Leaving all political parties firmly on the backfoot, the ruling BJP on Wednesday used the Budget to seize the initiative on “cleansing” the system of political funding.

“I welcome the historical step to bring transparency and cleanliness in political funding by restricting cash donations to ₹2,000,” tweeted BJP President Amit Shah even as the Budget was still being presented.

The Budget lowered the cap on anonymous individual donations from ₹20,000 to ₹2,000 and introduced a proposal in the Reserve Bank of India Act to enable the issuance of electoral bonds to facilitate purchase of such instruments from authorised banks against cheque and digital payments. The bonds shall be redeemable in the designated account of a political party within a prescribed time. Finance Minister Arun Jaitley termed it as an idea whose time has come. He simultaneously credited Prime Minister Narendra Modi for the “campaign” for clean politics.

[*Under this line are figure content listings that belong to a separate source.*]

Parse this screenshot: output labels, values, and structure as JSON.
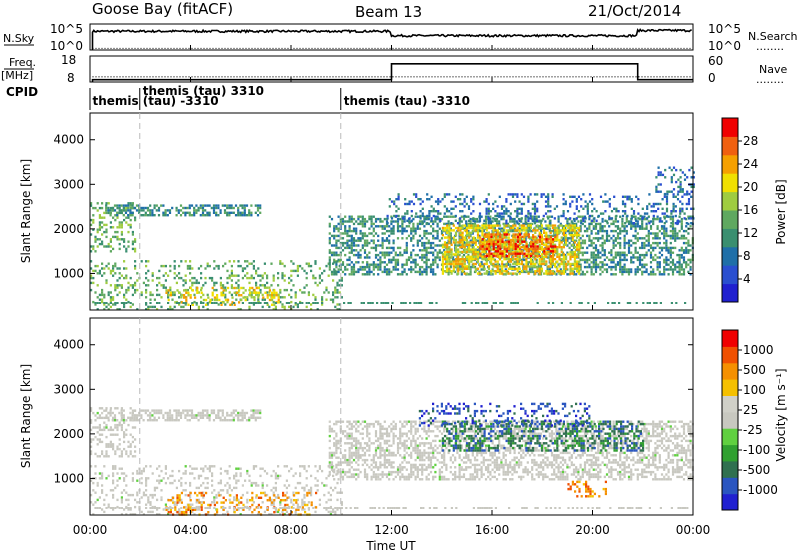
{
  "header": {
    "station": "Goose Bay (fitACF)",
    "beam": "Beam 13",
    "date": "21/Oct/2014"
  },
  "side_labels": {
    "nsky": "N.Sky",
    "nsearch": "N.Search",
    "freq": "Freq.",
    "freq_unit": "[MHz]",
    "nave": "Nave",
    "cpid": "CPID",
    "ellipsis": "........"
  },
  "nsky_axis": {
    "top": "10^5",
    "bottom": "10^0"
  },
  "nsearch_axis": {
    "top": "10^5",
    "bottom": "10^0"
  },
  "freq_axis": {
    "top": "18",
    "bottom": "8"
  },
  "nave_axis": {
    "top": "60",
    "bottom": "0"
  },
  "cpid_labels": [
    {
      "text": "themis",
      "t": 0.1,
      "row": "low"
    },
    {
      "text": "themis (tau) 3310",
      "t": 2.1,
      "row": "high"
    },
    {
      "text": "(tau) -3310",
      "t": 2.1,
      "row": "low"
    },
    {
      "text": "themis (tau) -3310",
      "t": 10.1,
      "row": "low"
    }
  ],
  "colors": {
    "power_scale": [
      "#2020d0",
      "#2a4fd0",
      "#1f6fa8",
      "#3a8f70",
      "#5fa860",
      "#9fcc40",
      "#f0e000",
      "#f5a000",
      "#f06010",
      "#f00000"
    ],
    "velocity_scale": [
      "#2020d0",
      "#2a55c0",
      "#307050",
      "#30a030",
      "#60d040",
      "#c8c8c0",
      "#d0d0c8",
      "#f5c000",
      "#f59000",
      "#f05000",
      "#f00000"
    ]
  },
  "power_colorbar": {
    "label": "Power [dB]",
    "ticks": [
      "4",
      "8",
      "12",
      "16",
      "20",
      "24",
      "28"
    ]
  },
  "velocity_colorbar": {
    "label": "Velocity [m s⁻¹]",
    "ticks": [
      "-1000",
      "-500",
      "-100",
      "-25",
      "25",
      "100",
      "500",
      "1000"
    ]
  },
  "chart_data": [
    {
      "type": "line",
      "name": "N.Sky / N.Search",
      "x": [
        0,
        0.1,
        12,
        21.8,
        24
      ],
      "noise_level": [
        0.6,
        0.72,
        0.72,
        0.55,
        0.75
      ],
      "noise_level_note": "N.Sky (step near 12:00, 22:00), fraction of axis"
    },
    {
      "type": "line",
      "name": "Freq / Nave",
      "freq_mhz": [
        {
          "t0": 0,
          "t1": 12,
          "freq": 8.9
        },
        {
          "t0": 12,
          "t1": 21.8,
          "freq": 15.0
        },
        {
          "t0": 21.8,
          "t1": 24,
          "freq": 8.9
        }
      ],
      "nave": [
        {
          "t0": 0,
          "t1": 24,
          "nave": 12
        }
      ]
    },
    {
      "type": "heatmap",
      "name": "Power",
      "xlabel": "Time UT",
      "ylabel": "Slant Range [km]",
      "xlim": [
        0,
        24
      ],
      "ylim": [
        180,
        4600
      ],
      "xticks": [
        "00:00",
        "04:00",
        "08:00",
        "12:00",
        "16:00",
        "20:00",
        "00:00"
      ],
      "yticks": [
        1000,
        2000,
        3000,
        4000
      ],
      "regions": [
        {
          "t0": 0.0,
          "t1": 1.8,
          "r0": 1500,
          "r1": 2600,
          "level": 4,
          "density": 0.35
        },
        {
          "t0": 0.6,
          "t1": 6.8,
          "r0": 2300,
          "r1": 2550,
          "level": 3,
          "density": 0.55
        },
        {
          "t0": 0.0,
          "t1": 10.0,
          "r0": 180,
          "r1": 1300,
          "level": 4,
          "density": 0.22
        },
        {
          "t0": 3.0,
          "t1": 7.5,
          "r0": 300,
          "r1": 700,
          "level": 6,
          "density": 0.3
        },
        {
          "t0": 9.5,
          "t1": 24.0,
          "r0": 1000,
          "r1": 2300,
          "level": 3,
          "density": 0.5
        },
        {
          "t0": 14.0,
          "t1": 19.5,
          "r0": 1000,
          "r1": 2100,
          "level": 6,
          "density": 0.6
        },
        {
          "t0": 15.5,
          "t1": 18.5,
          "r0": 1400,
          "r1": 1900,
          "level": 8,
          "density": 0.55
        },
        {
          "t0": 11.8,
          "t1": 24.0,
          "r0": 2100,
          "r1": 2800,
          "level": 2,
          "density": 0.25
        },
        {
          "t0": 22.5,
          "t1": 24.0,
          "r0": 2800,
          "r1": 3400,
          "level": 2,
          "density": 0.3
        }
      ]
    },
    {
      "type": "heatmap",
      "name": "Velocity",
      "xlabel": "Time UT",
      "ylabel": "Slant Range [km]",
      "xlim": [
        0,
        24
      ],
      "ylim": [
        180,
        4600
      ],
      "xticks": [
        "00:00",
        "04:00",
        "08:00",
        "12:00",
        "16:00",
        "20:00",
        "00:00"
      ],
      "yticks": [
        1000,
        2000,
        3000,
        4000
      ],
      "regions": [
        {
          "t0": 0.0,
          "t1": 1.8,
          "r0": 1500,
          "r1": 2600,
          "level": 5,
          "density": 0.35
        },
        {
          "t0": 0.6,
          "t1": 6.8,
          "r0": 2300,
          "r1": 2550,
          "level": 5,
          "density": 0.55
        },
        {
          "t0": 0.0,
          "t1": 10.0,
          "r0": 180,
          "r1": 1300,
          "level": 5,
          "density": 0.22
        },
        {
          "t0": 3.0,
          "t1": 9.0,
          "r0": 200,
          "r1": 700,
          "level": 8,
          "density": 0.25
        },
        {
          "t0": 9.5,
          "t1": 24.0,
          "r0": 1000,
          "r1": 2300,
          "level": 5,
          "density": 0.5
        },
        {
          "t0": 14.0,
          "t1": 22.0,
          "r0": 1600,
          "r1": 2300,
          "level": 2,
          "density": 0.45
        },
        {
          "t0": 13.0,
          "t1": 20.0,
          "r0": 2200,
          "r1": 2700,
          "level": 1,
          "density": 0.25
        },
        {
          "t0": 19.0,
          "t1": 20.5,
          "r0": 600,
          "r1": 950,
          "level": 8,
          "density": 0.35
        }
      ]
    }
  ]
}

“It was time we corrected the system of political funding. Our claim is that we are the world’s largest democracy and fastest-growing economy. We cannot simultaneously be funded through shadow economy. It is a campaign undertaken by the Prime Minister since demonetisation,” Jaitley said after the Budget.

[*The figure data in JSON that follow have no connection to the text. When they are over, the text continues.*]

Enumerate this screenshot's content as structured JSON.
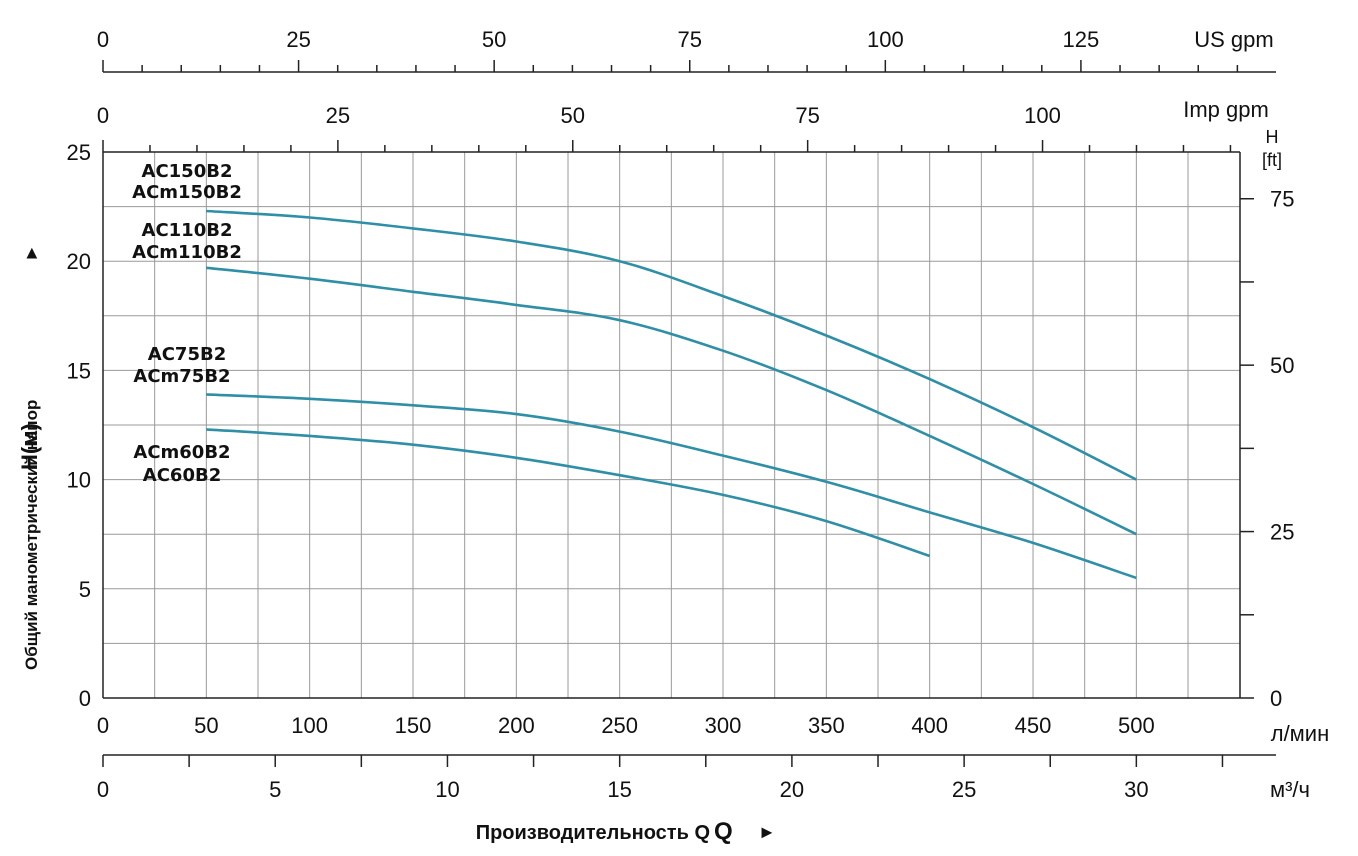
{
  "chart_data": {
    "type": "line",
    "title": "",
    "curve_color": "#2e8fa6",
    "series": [
      {
        "name": "AC150B2 / ACm150B2",
        "labels": [
          "AC150B2",
          "ACm150B2"
        ],
        "x": [
          50,
          100,
          150,
          200,
          250,
          300,
          350,
          400,
          450,
          500
        ],
        "y": [
          22.3,
          22.0,
          21.5,
          20.9,
          20.0,
          18.4,
          16.6,
          14.6,
          12.4,
          10.0
        ]
      },
      {
        "name": "AC110B2 / ACm110B2",
        "labels": [
          "AC110B2",
          "ACm110B2"
        ],
        "x": [
          50,
          100,
          150,
          200,
          250,
          300,
          350,
          400,
          450,
          500
        ],
        "y": [
          19.7,
          19.2,
          18.6,
          18.0,
          17.3,
          15.9,
          14.1,
          12.0,
          9.8,
          7.5
        ]
      },
      {
        "name": "AC75B2 / ACm75B2",
        "labels": [
          "AC75B2",
          "ACm75B2"
        ],
        "x": [
          50,
          100,
          150,
          200,
          250,
          300,
          350,
          400,
          450,
          500
        ],
        "y": [
          13.9,
          13.7,
          13.4,
          13.0,
          12.2,
          11.1,
          9.9,
          8.5,
          7.1,
          5.5
        ]
      },
      {
        "name": "ACm60B2 / AC60B2",
        "labels": [
          "ACm60B2",
          "AC60B2"
        ],
        "x": [
          50,
          100,
          150,
          200,
          250,
          300,
          350,
          400
        ],
        "y": [
          12.3,
          12.0,
          11.6,
          11.0,
          10.2,
          9.3,
          8.1,
          6.5
        ]
      }
    ],
    "xlabel": "Производительность Q",
    "xlabel_arrow": "►",
    "ylabel": "Общий манометрический напор",
    "ylabel_h": "H(м)",
    "ylabel_arrow": "►",
    "ylim": [
      0,
      25
    ],
    "xlim": [
      0,
      550
    ],
    "grid": true,
    "axes": {
      "left": {
        "unit": "",
        "ticks": [
          "0",
          "5",
          "10",
          "15",
          "20",
          "25"
        ]
      },
      "right": {
        "unit_top": "H",
        "unit_bottom": "[ft]",
        "ticks": [
          "0",
          "25",
          "50",
          "75"
        ]
      },
      "bottom_lmin": {
        "unit": "л/мин",
        "ticks": [
          "0",
          "50",
          "100",
          "150",
          "200",
          "250",
          "300",
          "350",
          "400",
          "450",
          "500"
        ]
      },
      "bottom_m3h": {
        "unit": "м³/ч",
        "ticks": [
          "0",
          "5",
          "10",
          "15",
          "20",
          "25",
          "30"
        ]
      },
      "top_us": {
        "unit": "US gpm",
        "ticks": [
          "0",
          "25",
          "50",
          "75",
          "100",
          "125"
        ]
      },
      "top_imp": {
        "unit": "Imp gpm",
        "ticks": [
          "0",
          "25",
          "50",
          "75",
          "100"
        ]
      }
    }
  }
}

The BJP is as much part of the shadowy system of political funding as the others, having received as much as 65 per cent of its total income amounting to ₹2,125.91 crore from “unknown sources” during a period of 11 years, according to a report by the Association for Democratic Reforms (ADR).

The Congress received ₹3,323 crore, amounting to 83 per cent. The BSP, another national party, showed 100 per cent of its income having come from unknown sources. But the BJP has shown that it is part of the solution and not the problem by complying with the Election Commission’s recommendation about reducing the cap on individual donations and introducing a system of donation through bonds.

Reducing the cap is a significant move as the previous rule about disclosure pertaining only to donations in excess of ₹20,000 allowed contributors to tailor their packages just below this threshold value.

The usually combative Congress Vice-President, Rahul Gandhi, supported the move while the party’s Deputy Leader in the Rajya Sabha Anand Sharma, added a tame caveat. “If the government was keen to reform political funding they should have created a national corpus to fund elections,” he said.

The CPI (M) said a more meaningful step would have been to curb corporate funding and fix an overall limit on expenditure of parties as opposed to individual candidates.

The debate will naturally be framed around what the Budget proposals contain. Once again, it is the BJP and the Prime Minister who have set the framework for future discussions on political funding.